Вот одна служанка, проходя, сказала другой:
— Ты слышала, августейшая Склирена сильно заболела?
Горькое, томительное недоумение просыпалось в его груди.
«Неужели она умрет?! — в отчаянии подумал он. — Не может быть!.. Как же умереть теперь, когда счастье, когда настоящая жизнь только что начинается?..»
Часы проходили, а он все стоял на том же месте. Наконец, он увидел Евфимию и чуть не бегом кинулся ей на встречу.
— Ну, что она? — задыхаясь спрашивал он.
— Теперь она уснула, — ответила Евфимия, и слезы сверкнули на заплаканных глазах преданной служанки. — О, если бы ты видел, как севаста слаба, какой странный у нее взгляд!.. — Она остановилась, стараясь овладеть собой. — Я именно тебя искала, — продолжала она через мгновение. — Августейшая поручила мне передать тебе, что ей, во что бы то ни стало, надо с тобою увидаться. Приходи завтра на закате в сад, в беседку Орла — знаешь? Севаста сказала, что будет там, как бы себя ни чувствовала…
XII
Я понял те слезы, я понял те муки,
Где слово немеет, где царствуют звуки,
Где слышишь не песню, а душу певца,
Где дух покидает ненужное тело,
Где внемлешь, что радость не знает предела,
Где веришь, что счастью не будет конца.
А. А. Фет
А море Черное шумит не умолкая…
М. Ю. Лермонтов. («На смерть Кн. А. И. Одоевского»)
Узнав о новом обмороке Склирены, император пришел ее навестить и довольно долго пробыл у нее. Возвращаясь в свои покои, он приказал позвать к себе Константина Лихуда, Пселла и Склира.
Через несколько минут все три сановника уже сошлись у дверей царских покоев.
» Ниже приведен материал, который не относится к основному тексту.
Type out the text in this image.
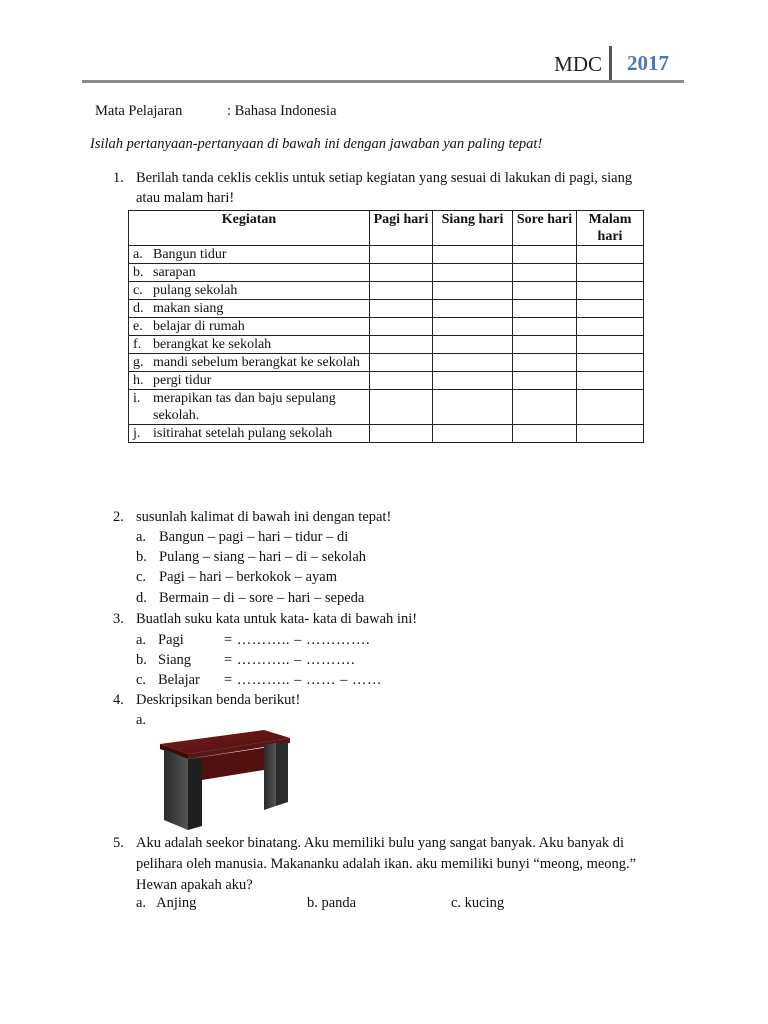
MDC 2017
Mata Pelajaran	: Bahasa Indonesia
Isilah pertanyaan-pertanyaan di bawah ini dengan jawaban yan paling tepat!
1. Berilah tanda ceklis ceklis untuk setiap kegiatan yang sesuai di lakukan di pagi, siang atau malam hari!
Kegiatan	Pagi hari	Siang hari	Sore hari	Malam hari

a. Bangun tidur				

b. sarapan				

c. pulang sekolah				

d. makan siang				

e. belajar di rumah				

f. berangkat ke sekolah				

g. mandi sebelum berangkat ke sekolah				

h. pergi tidur				

i. merapikan tas dan baju sepulang sekolah.				

j. isitirahat setelah pulang sekolah				

2. susunlah kalimat di bawah ini dengan tepat!
a. Bangun – pagi – hari – tidur – di
b. Pulang – siang – hari – di – sekolah
c. Pagi – hari – berkokok – ayam
d. Bermain – di – sore – hari – sepeda
3. Buatlah suku kata untuk kata- kata di bawah ini!
a. Pagi	= ……….. – ………….
b. Siang = ……….. – ……….
c. Belajar = ……….. – …… – ……
4. Deskripsikan benda berikut!
a.
5. Aku adalah seekor binatang. Aku memiliki bulu yang sangat banyak. Aku banyak di
pelihara oleh manusia. Makananku adalah ikan. aku memiliki bunyi “meong, meong.”
Hewan apakah aku?
a.   Anjing	b. panda	c. kucing
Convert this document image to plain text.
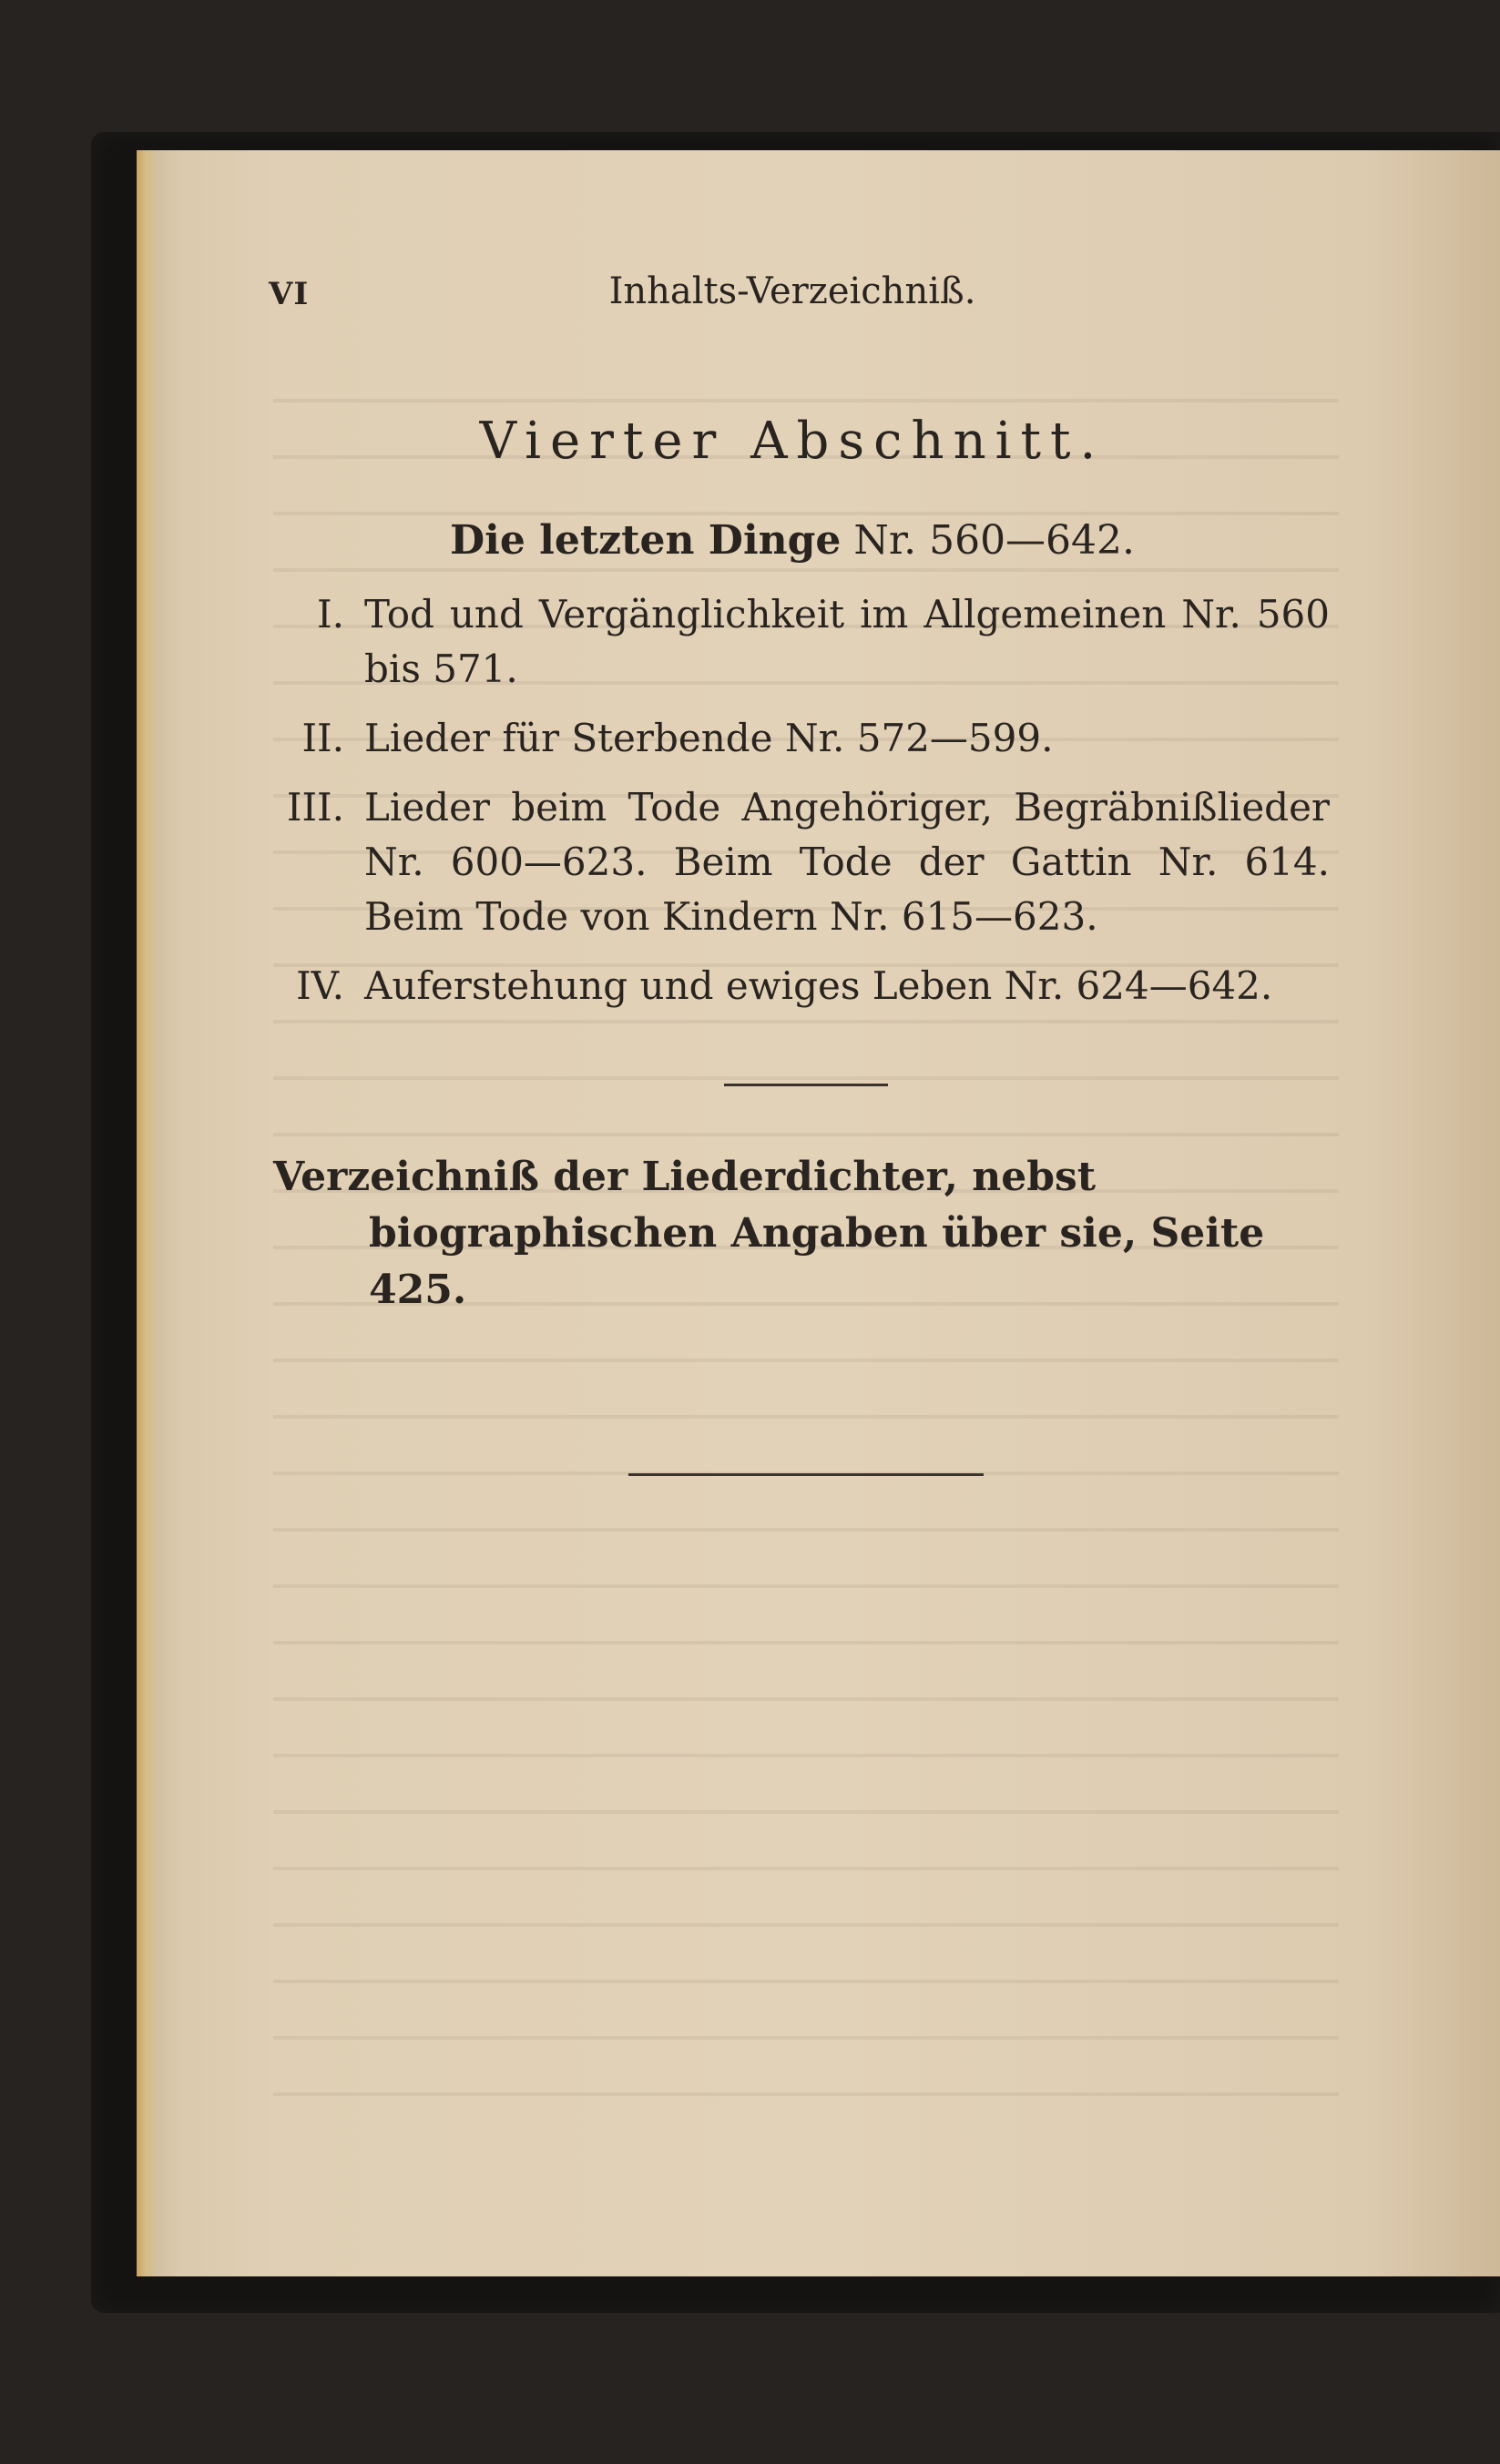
VI	Inhalts-Verzeichniß.
Vierter Abschnitt.
Die letzten Dinge Nr. 560—642.
I. Tod und Vergänglichkeit im Allgemeinen Nr. 560 bis 571.
II. Lieder für Sterbende Nr. 572—599.
III. Lieder beim Tode Angehöriger, Begräbnißlieder Nr. 600—623. Beim Tode der Gattin Nr. 614. Beim Tode von Kindern Nr. 615—623.
IV. Auferstehung und ewiges Leben Nr. 624—642.
Verzeichniß der Liederdichter, nebst biographischen Angaben über sie, Seite 425.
— Его величество очень расстроен… Кроме вас, он приказал никого не принимать, — сказал дежурный кувикуларий и бросился отворять им двери.
Мономах сидел в обитом пурпуром кресле и, низко склонив свою седую голову и закрыв лицо руками, горько плакал, как плачут маленькие дети.
Придворные остановились у входа и робким покашливанием дали знать о своем присутствии. Константин взглянул на них; они все трое упали на землю и, приблизясь к царю по данному им знаку, склонились, целуя край его одежды.
— Она умирает!.. — всхлипывая, проговорил старик, и новые слезы закапали сквозь пальцы его рук.
Слепой протостратор опустился на колени и, поймав руку царя, начал целовать ее.
— Солнце мое, не огорчай себя, — говорил он, — не порти слезами ясных очей своих: Бог даст — севаста поправится… все в воле Божией.
— Пселл, — подавляя рыдания, обратился Мономах к ученому, — ты беседовал с нею за мгновение до обморока; не говорила ли она тебе чего особенного? Не была ли чем-либо расстроена?